De Tweede Kamer had eerder afgedwongen dat de regering dit belastinggeld alleen mag aanspreken als het 'nee'-kamp ook extra financiële steun (van buitenaf) krijgt én na toestemming ván de Kamer. Het kabinet laat niettemin nieuwe huis-aan-huis-folders bezorgen, waarin wordt geadviseerd om op 1 juni bij het referendum vóór te stemmen (kosten 1,5 miljoen euro). Ook worden advertenties geplaatst (kosten 2 miljoen euro). Van de Tweede Kamer verwacht het kabinet kennelijk geen tegenstand, die was al op voorhand omgekocht. Volgens een woordvoerster van Buitenlandse Zaken geeft het kabinet met het publiciteitsoffensief juist gehoor aan de wens van een ruime Kamermeerderheid om steviger campagne te voeren!
De SP, het 'Comité Grondwet Nee', de NCPN en andere 'nee'-stemmers zijn tegen het inzetten van belastinggeld voor de 'ja'-campagne.
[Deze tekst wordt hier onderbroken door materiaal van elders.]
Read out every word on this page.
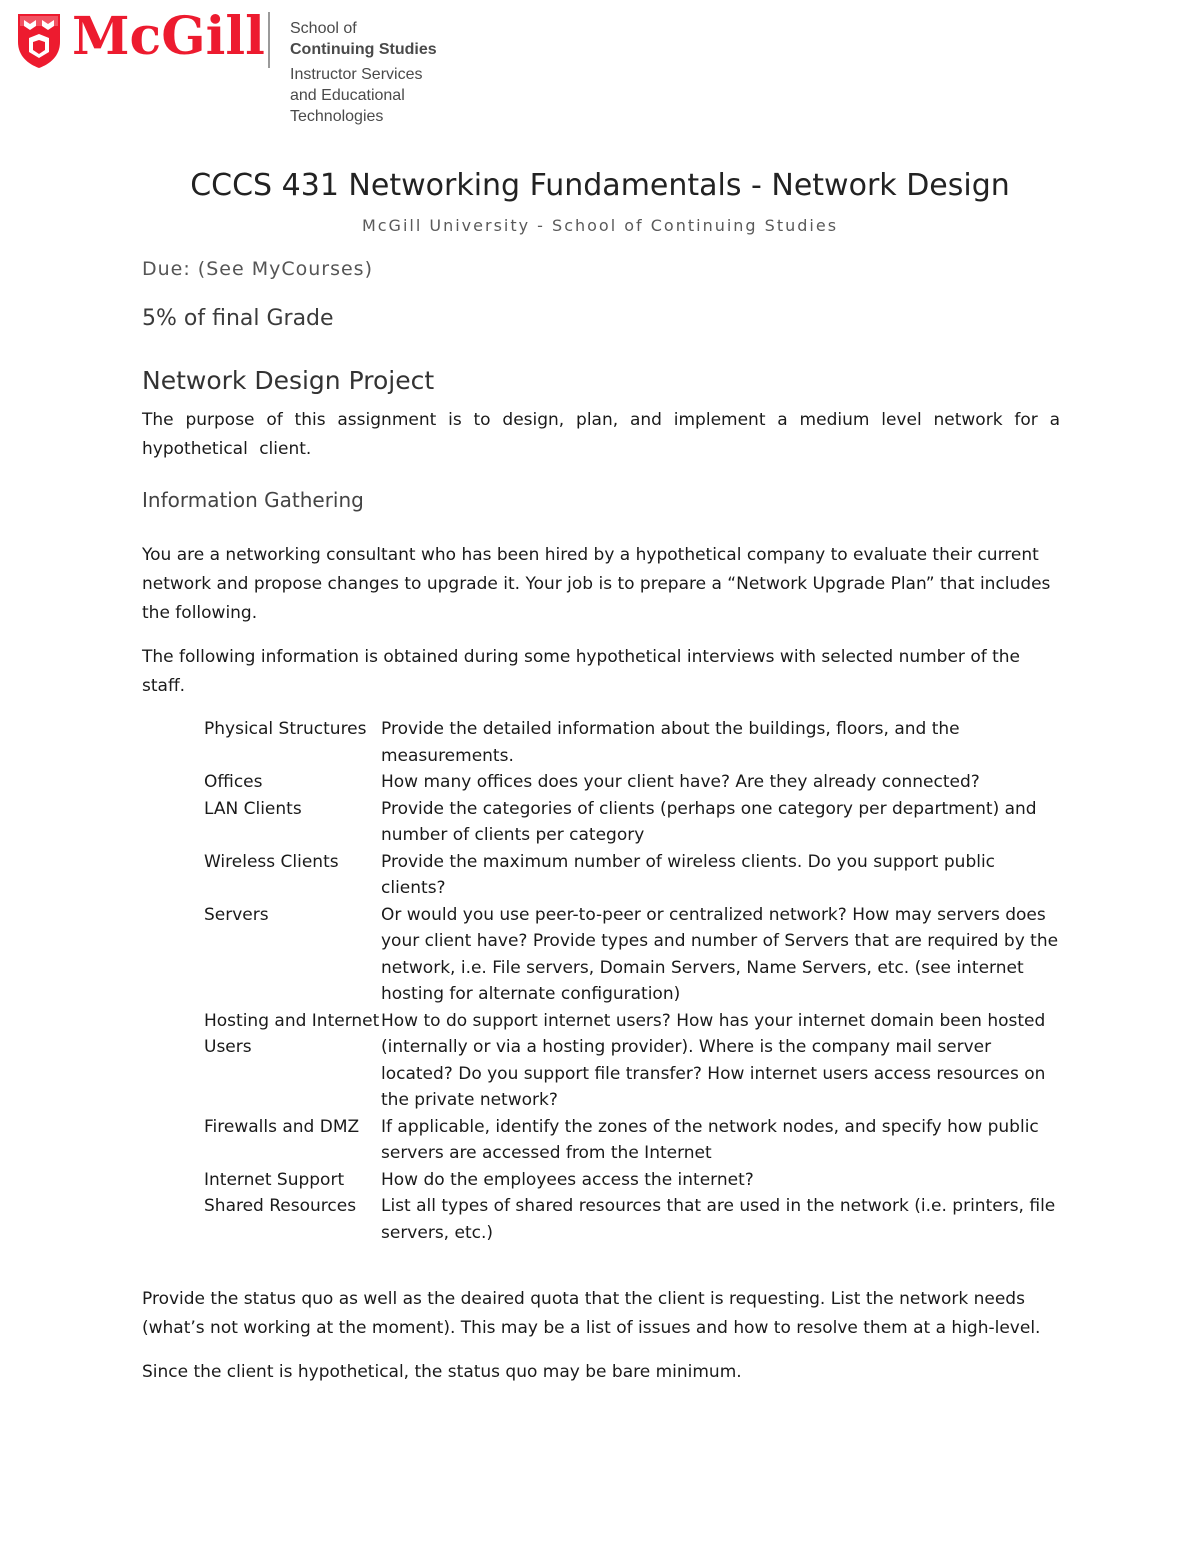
McGill School of
Continuing Studies
Instructor Services
and Educational
Technologies
CCCS 431 Networking Fundamentals - Network Design
McGill University - School of Continuing Studies
Due: (See MyCourses)
5% of final Grade
Network Design Project

The purpose of this assignment is to design, plan, and implement a medium level network for a hypothetical client.

Information Gathering

You are a networking consultant who has been hired by a hypothetical company to evaluate their current network and propose changes to upgrade it. Your job is to prepare a “Network Upgrade Plan” that includes the following.

The following information is obtained during some hypothetical interviews with selected number of the staff.

Physical Structures	Provide the detailed information about the buildings, floors, and the measurements.
Offices	How many offices does your client have? Are they already connected?
LAN Clients	Provide the categories of clients (perhaps one category per department) and number of clients per category
Wireless Clients	Provide the maximum number of wireless clients. Do you support public clients?
Servers	Or would you use peer-to-peer or centralized network? How may servers does your client have? Provide types and number of Servers that are required by the network, i.e. File servers, Domain Servers, Name Servers, etc. (see internet hosting for alternate configuration)
Hosting and Internet Users	How to do support internet users? How has your internet domain been hosted (internally or via a hosting provider). Where is the company mail server located? Do you support file transfer? How internet users access resources on the private network?
Firewalls and DMZ	If applicable, identify the zones of the network nodes, and specify how public servers are accessed from the Internet
Internet Support	How do the employees access the internet?
Shared Resources	List all types of shared resources that are used in the network (i.e. printers, file servers, etc.)

Provide the status quo as well as the deaired quota that the client is requesting. List the network needs (what’s not working at the moment). This may be a list of issues and how to resolve them at a high-level.

Since the client is hypothetical, the status quo may be bare minimum.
De 'nee'-campagne wordt niet dusdanig gesponsord dat het kabinet nu is gelegitimeerd om zijn oorlogskas aan te spreken. De aanvraag van de NCPN werd zelfs volledig genegeerd.
Volgens Brinkhost is het allemaal reuze simpel: "het Europees recht gaat al veertig jaar boven Nederlands recht, althans op de gebieden waar de Unie bevoegd is om op te treden. Het wordt nu in de Grondwet alleen geformaliseerd, meer niet." Werkgeversvoorzitter Schraven gaat 50.000 'ja'-folders verdelen de komende weken. De Waal telt de zegeningen van een Grondwet waarin, volgens hem, ook de sociale grondrechten zijn vastgelegd. En dat is onjuist. De Grondwet noemt tien gebieden waarop de EU gedeelde bevoegdheden heeft met de lidstaten. Deze gebieden zijn vrij breed en algemeen gedefinieerd en omvatten onder andere sociaal beleid, economische, sociale en territoriale samenhang, milieu, consumentenbescherming, vervoer, energie en de ruimte van vrijheid, veiligheid en recht. Het begrip 'gedeelde bevoegdheden' wordt in de Grondwet onduidelijk geïnterpreteerd. In artikel I-12 worden gedeelde bevoegdheden als volgt omschreven: 'De lidstaten oefenen hun bevoegdheid uit voorzover de Unie haar bevoegdheid niet heeft uitgeoefend of besloten heeft deze niet langer uit te oefenen.' Hier staat dus met zoveel woorden dat lidstaten zelf hun beleid op deze terreinen mogen bepalen zolang de EU zich er nog niet mee bemoeit. Dat is aantoonbaar anders dan De Waal beweert.